Duet3D Logo Duet3D
    • Tags
    • Documentation
    • Order
    • Register
    • Login

    [SBC mode] Random errors in macros with 3.5.2

    Scheduled Pinned Locked Moved
    Gcode meta commands
    3
    15
    649
    Loading More Posts
    • Oldest to Newest
    • Newest to Oldest
    • Most Votes
    Reply
    • Reply as topic
    Log in to reply
    This topic has been deleted. Only users with topic management privileges can see it.
    • dc42undefined
      dc42 administrators @crpalmer
      last edited by

      @crpalmer are you running in standalone or SBC mode?

      Duet WiFi hardware designer and firmware engineer
      Please do not ask me for Duet support via PM or email, use the forum
      http://www.escher3d.com, https://miscsolutions.wordpress.com

      crpalmerundefined 1 Reply Last reply Reply Quote 0
      • crpalmerundefined
        crpalmer @dc42
        last edited by

        @dc42 sbc for both machines.

        1 Reply Last reply Reply Quote 0
        • chrishammundefined
          chrishamm administrators @crpalmer
          last edited by

          @crpalmer I ran your macro from a print file 10 times in a row with v3.5.2 and it completed every time as expected. Can you please share a print file and files /sys/homexy-if-needed.g and /sys/retractprobe-forced.g as well?

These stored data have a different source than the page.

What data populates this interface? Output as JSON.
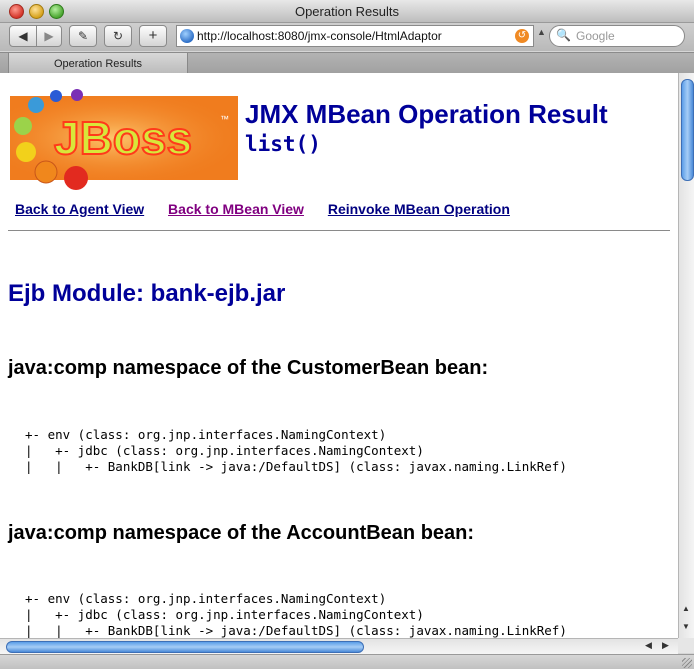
{
  "window": {
    "title": "Operation Results"
  },
  "toolbar": {
    "back_glyph": "◀",
    "forward_glyph": "▶",
    "bookmark_glyph": "✎",
    "reload_glyph": "↻",
    "add_glyph": "+",
    "url": "http://localhost:8080/jmx-console/HtmlAdaptor",
    "url_arrow_glyph": "▲",
    "search_placeholder": "Google",
    "search_glyph": "🔍",
    "rss_glyph": "↺"
  },
  "tabs": [
    {
      "label": "Operation Results"
    }
  ],
  "page": {
    "title": "JMX MBean Operation Result",
    "operation": "list()",
    "links": [
      {
        "label": "Back to Agent View",
        "visited": false
      },
      {
        "label": "Back to MBean View",
        "visited": true
      },
      {
        "label": "Reinvoke MBean Operation",
        "visited": false
      }
    ],
    "module_heading": "Ejb Module: bank-ejb.jar",
    "namespaces": [
      {
        "heading": "java:comp namespace of the CustomerBean bean:",
        "tree": [
          "+- env (class: org.jnp.interfaces.NamingContext)",
          "|   +- jdbc (class: org.jnp.interfaces.NamingContext)",
          "|   |   +- BankDB[link -> java:/DefaultDS] (class: javax.naming.LinkRef)"
        ]
      },
      {
        "heading": "java:comp namespace of the AccountBean bean:",
        "tree": [
          "+- env (class: org.jnp.interfaces.NamingContext)",
          "|   +- jdbc (class: org.jnp.interfaces.NamingContext)",
          "|   |   +- BankDB[link -> java:/DefaultDS] (class: javax.naming.LinkRef)"
        ]
      }
    ]
  },
  "logo": {
    "text": "JBoss",
    "colors": {
      "background": "#f07c1e",
      "text_fill": "#d8e63a",
      "text_stroke": "#ff3a1a",
      "dots": [
        "#2a5bd6",
        "#3a9ad9",
        "#9bd34a",
        "#f2d11b",
        "#f0871c",
        "#e22a1f",
        "#7a2fb5"
      ]
    }
  },
  "scrollbars": {
    "up_glyph": "▲",
    "down_glyph": "▼",
    "left_glyph": "◀",
    "right_glyph": "▶"
  },
  "colors": {
    "heading_blue": "#000099",
    "link": "#000080",
    "link_visited": "#800080",
    "scroll_thumb": "#5b9de8"
  }
}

          Duet software engineer

          crpalmerundefined 1 Reply Last reply Reply Quote 0
          • crpalmerundefined
            crpalmer @chrishamm
            last edited by

            @chrishamm / @dc42 The two machines I am running 3.5.2 configs are:

            https://github.com/crpalmer/3d-printing/tree/master/veho
            https://github.com/crpalmer/3d-printing/tree/master/ender5

            For whatever reason, it happens much more frequently on "ender5" (don't be confused by the name, all that is left of the original ender-5 is the frame). It doesn't happen all the time and I'm starting to wonder if it happens more frequently when it has been running for awhile (perhaps some kind of subtle memory corruption?). It did happen again yesterday:

            9/10/2024, 6:27:28 AM	Error: in file prepare-to-print.g line 32: unknown variable 'probing_temp'
            9/10/2024, 6:27:28 AM	Error: in file prepare-to-print.g line 34: unknown variable 'probing_temp'
            9/10/2024, 6:27:12 AM	Warning: Macro file has been started on channel File but none was requested
            

            and like before after the print finished (including M2 in the end.gcode) the machine thought that the print was still running and it was impossible to cancel the print. I end up just doing an Emergency Stop when this happens.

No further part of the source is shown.